Le duché de Bourgogne, qu'il ne faut pas confondre avec le royaume du même nom, était aux mains de la famille de Hugues le Grand, comte de Paris ; il comprenait la province de Bourgogne telle qu'elle fut possédée plus tard. Hugues le Grand en avait reçu l'investiture de Louis d'Outre-Mer, l'un des fils des Carlovingiens. Le comté de Bourgogne était resté dans la race germanique ; Hugues le Noir, fils de Richard le Justicier, duc de Bourgogne, qui gît couché aux marbres de Ratisbonne avec son faucon au poing et sa tête couronnée de fer, possédait le comté de Bourgogne, et puis Létalde, comte de Mâcon et de Besançon, le vaillant homme d'armes lui succéda[36]. Grand épouseur de femmes, les liens du mariage ne le retenaient en rien : le voilà donc qui prend pour noble dame Ermengarde ; il brise ces noces, il se fait l'époux dur et barbare de Richilde aux beaux cheveux, comme le disent les chroniques ; ils étaient si longs que ses blondes tresses lui servaient à essuyer ses pieds, plus blancs que la neige qui couvrait le donjon des châteaux au temps d'hiver. Richilde ne suffit pas à l'impétueux comte de Bourgogne, et il prit pour troisième femme Berthe, doux nom du moyen âge ; car combien ne fut pas célèbre dans les chansons de Geste la Berthe aux grands pieds, la digne mère de Charlemagne ! ne la voyez-vous pas, la reine Pédauque, aux parvis des cathédrales[37] ?

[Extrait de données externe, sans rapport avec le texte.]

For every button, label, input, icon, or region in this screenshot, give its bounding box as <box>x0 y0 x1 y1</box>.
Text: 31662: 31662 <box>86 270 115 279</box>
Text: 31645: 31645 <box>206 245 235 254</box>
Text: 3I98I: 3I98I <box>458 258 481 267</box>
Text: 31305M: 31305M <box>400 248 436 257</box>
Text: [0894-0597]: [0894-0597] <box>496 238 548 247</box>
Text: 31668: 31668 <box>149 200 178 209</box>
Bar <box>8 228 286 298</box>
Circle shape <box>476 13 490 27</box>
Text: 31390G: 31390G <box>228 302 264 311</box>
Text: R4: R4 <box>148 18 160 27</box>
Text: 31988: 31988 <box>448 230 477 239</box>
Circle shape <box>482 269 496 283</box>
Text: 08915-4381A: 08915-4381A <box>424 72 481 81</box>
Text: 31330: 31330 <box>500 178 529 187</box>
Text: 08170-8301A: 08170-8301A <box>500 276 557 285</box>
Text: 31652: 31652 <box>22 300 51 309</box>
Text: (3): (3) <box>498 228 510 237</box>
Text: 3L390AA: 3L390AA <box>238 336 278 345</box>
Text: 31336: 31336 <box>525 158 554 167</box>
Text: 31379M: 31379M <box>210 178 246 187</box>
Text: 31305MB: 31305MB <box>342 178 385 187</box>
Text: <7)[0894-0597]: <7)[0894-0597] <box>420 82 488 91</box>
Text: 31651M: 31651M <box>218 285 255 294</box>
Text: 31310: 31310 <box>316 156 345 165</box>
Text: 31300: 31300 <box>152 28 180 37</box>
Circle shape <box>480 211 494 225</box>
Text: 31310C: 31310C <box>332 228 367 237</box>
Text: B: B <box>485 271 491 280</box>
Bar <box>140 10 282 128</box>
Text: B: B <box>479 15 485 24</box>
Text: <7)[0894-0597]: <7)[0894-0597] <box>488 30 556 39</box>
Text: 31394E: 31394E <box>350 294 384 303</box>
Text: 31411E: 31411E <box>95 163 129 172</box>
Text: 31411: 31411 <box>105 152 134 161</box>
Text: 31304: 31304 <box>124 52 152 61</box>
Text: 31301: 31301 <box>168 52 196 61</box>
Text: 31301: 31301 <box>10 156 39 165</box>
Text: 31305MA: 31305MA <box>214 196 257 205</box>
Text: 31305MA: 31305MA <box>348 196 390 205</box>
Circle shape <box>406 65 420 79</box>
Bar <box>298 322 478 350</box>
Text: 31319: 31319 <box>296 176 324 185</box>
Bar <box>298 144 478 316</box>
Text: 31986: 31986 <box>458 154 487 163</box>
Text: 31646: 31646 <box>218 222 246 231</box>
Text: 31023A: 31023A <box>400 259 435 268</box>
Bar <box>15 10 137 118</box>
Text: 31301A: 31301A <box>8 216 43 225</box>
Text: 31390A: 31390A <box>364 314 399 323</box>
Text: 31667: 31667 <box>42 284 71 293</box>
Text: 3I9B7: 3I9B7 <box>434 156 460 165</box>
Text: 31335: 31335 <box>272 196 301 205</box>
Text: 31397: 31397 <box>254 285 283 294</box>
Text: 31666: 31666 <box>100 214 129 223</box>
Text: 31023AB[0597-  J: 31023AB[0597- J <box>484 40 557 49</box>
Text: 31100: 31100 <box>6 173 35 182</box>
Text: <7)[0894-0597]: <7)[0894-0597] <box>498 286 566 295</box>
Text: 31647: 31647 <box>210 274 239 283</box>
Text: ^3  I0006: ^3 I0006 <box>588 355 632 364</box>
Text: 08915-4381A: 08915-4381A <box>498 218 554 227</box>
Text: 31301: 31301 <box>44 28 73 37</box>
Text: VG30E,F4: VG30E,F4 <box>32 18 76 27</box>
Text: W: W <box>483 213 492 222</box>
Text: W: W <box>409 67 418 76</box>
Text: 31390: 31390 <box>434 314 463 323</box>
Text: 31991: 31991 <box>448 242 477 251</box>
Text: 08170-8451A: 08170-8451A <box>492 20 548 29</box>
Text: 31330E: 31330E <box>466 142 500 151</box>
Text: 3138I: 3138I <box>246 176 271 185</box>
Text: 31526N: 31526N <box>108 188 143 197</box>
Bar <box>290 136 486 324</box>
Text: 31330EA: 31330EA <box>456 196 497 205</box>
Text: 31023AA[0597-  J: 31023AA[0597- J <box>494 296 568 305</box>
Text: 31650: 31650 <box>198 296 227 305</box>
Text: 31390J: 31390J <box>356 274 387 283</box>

La race de Roll ou de Rollon était fortement consolidée en Normandie ; le chef des Scandinaves avait d'abord fait sa mie de Pope, fille du comte Bélengier ; puis il épousa Giselle, la fille de Charles le Simple. A cette époque il n'y avait aucun caractère de sainteté pour le mariage, et ce fut la puissance catholique des papes qui rappela parmi ces Barbares les magnifiques lois d'égalité dans la mystérieuse union de l'homme et de la femme ; Roll reprit ensuite Pope, il en eut deux enfants ; l'un fut Guillaume Ier, dit Longue Épée, brave duc, qui pourfendit les Bretons de sa grande épée ; l'autre fut Héloïse, qui épousa Guillaume, comte de Poitou, surnommé Tête d'Étoupe, car il avait un esprit fort léger, et rieur avec les chanteurs, trouvères et troubadours. A Guillaume Longue Épée succéda Richard sans Peur ; quel noble titre dans ce temps de fierté et de prouesses chevaleresques ! Les ducs de Normandie étaient des plus vaillants et des mieux éprouvés aux batailles[38]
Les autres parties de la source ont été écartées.